De notre envoyée spéciale à Istanbul,

Stands et camions avec musique à fonds, meetings parfois 5 fois par jours, la campagne électotale turque sature tout l'espace public. Un seul candidat surtout : lampadaires, balcons, panneaux publicitaires son visage s’étale à tous les coins de rues et à la télévision aussi où l’écrasant essentiel du temps d’antenne lui est consacré. Bref, Recep Tayip Erdogan est partout. Mais aux commandes du pays depuis 16 ans, le président est fatigué. Il se répète dans ses discours, tourne en rond. Une panne de prompteur lors d’un discours et c’est le silence : impossible désormais pour lui d’improviser.

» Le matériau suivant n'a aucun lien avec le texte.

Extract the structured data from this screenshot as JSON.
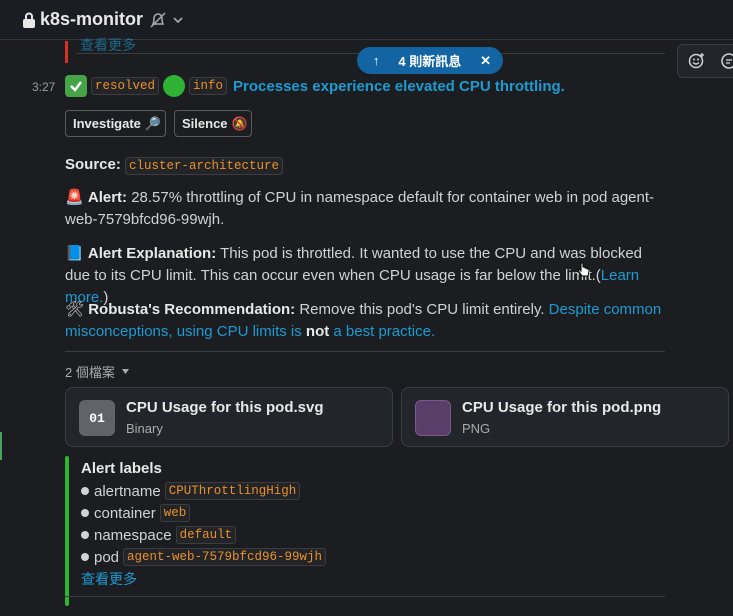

Le président qui était le seul jusqu’ici à électriser les foules affronte aussi parmi tous ses adversaires, et c’est la première fois, une figure capable de lui tenir tête et de le défier dans la joute oratoire. Tout le pays suit désormais son ping pong verbal à distance avec Muharrem Ince, et c’est souvent musclé. « pauvre type » attaque un jour le président, réponse du candidat du vieux parti kémaliste : « il vaut mieux être un pauvre type qu’un corrompu ». Tabou levé dans un pays où l’insulte au président peut conduire à la prison.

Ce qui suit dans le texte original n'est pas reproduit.